# Общий раздел > Чувства > Брак, семья, дети >  В каком возрасте заводить детей?

## JAHolper

Как вы считаете, какой возраст оптимален для зачатия ребёнка?

----------


## SDS

Зачатие должно происходить на пике взаимной любви и возраст тут совершенно ни при чём.
Это - не ГосПлан.

----------


## AKON

25-30, стоишь на ногах, можешь обеспечить семью

----------


## Irina

20-25 пока здоровье есть и родня может помочь.

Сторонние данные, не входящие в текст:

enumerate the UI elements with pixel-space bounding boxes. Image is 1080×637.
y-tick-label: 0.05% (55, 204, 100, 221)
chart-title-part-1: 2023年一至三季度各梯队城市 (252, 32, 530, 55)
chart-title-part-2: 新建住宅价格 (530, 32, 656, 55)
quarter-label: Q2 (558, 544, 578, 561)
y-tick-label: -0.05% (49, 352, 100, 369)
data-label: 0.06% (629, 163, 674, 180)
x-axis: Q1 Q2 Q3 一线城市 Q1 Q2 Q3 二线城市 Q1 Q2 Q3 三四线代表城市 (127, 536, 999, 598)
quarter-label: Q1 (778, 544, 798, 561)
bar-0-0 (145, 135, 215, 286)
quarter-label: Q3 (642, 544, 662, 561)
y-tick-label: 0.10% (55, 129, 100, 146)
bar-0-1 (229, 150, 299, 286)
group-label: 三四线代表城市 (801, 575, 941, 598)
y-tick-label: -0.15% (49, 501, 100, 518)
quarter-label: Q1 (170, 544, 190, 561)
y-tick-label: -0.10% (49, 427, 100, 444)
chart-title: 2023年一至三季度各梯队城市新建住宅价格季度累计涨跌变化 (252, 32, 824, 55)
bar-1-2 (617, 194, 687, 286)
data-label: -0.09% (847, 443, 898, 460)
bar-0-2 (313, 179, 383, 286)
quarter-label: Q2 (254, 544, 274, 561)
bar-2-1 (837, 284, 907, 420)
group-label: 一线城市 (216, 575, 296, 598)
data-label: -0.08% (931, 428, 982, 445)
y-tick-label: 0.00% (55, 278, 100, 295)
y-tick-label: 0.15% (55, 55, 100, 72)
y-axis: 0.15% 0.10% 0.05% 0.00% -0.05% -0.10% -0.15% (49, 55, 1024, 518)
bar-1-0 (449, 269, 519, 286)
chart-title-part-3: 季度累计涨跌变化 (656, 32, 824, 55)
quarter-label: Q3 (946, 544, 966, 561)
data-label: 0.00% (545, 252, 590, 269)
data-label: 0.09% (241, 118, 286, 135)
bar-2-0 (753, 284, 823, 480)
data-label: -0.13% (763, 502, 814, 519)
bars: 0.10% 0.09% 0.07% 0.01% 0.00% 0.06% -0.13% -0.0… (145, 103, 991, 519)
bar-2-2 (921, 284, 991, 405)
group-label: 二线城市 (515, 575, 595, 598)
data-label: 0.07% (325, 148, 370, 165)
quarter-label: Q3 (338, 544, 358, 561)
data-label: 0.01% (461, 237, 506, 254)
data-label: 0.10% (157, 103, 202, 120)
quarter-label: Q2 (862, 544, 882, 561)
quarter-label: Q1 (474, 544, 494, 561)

А вот когда станешь на ноги, детей то как раз можно уже и не захотеть - некогда за работой.

----------


## Carlen

Некоторые и в 25 уверенно стоят на ногах, а другие и в 50 пошатываются неуверенно. детей, мне кажется, надо заводить в любви и осознанно, а тогда ,возможно, и ноги крепче станут - стимулов больше.

----------


## Droplya

каждый по своему - согласна.
оптимальный возраст для девушек это все же 20-25

----------


## Таис

до 35 - вполне нормально. А вообще, надо смотреть по состоянию здоровья...

----------


## Энрика

Это вопрос планирования..

----------


## vladliena87

Самый классный возраст - это когда оба осознанно хотят ребенка!)

----------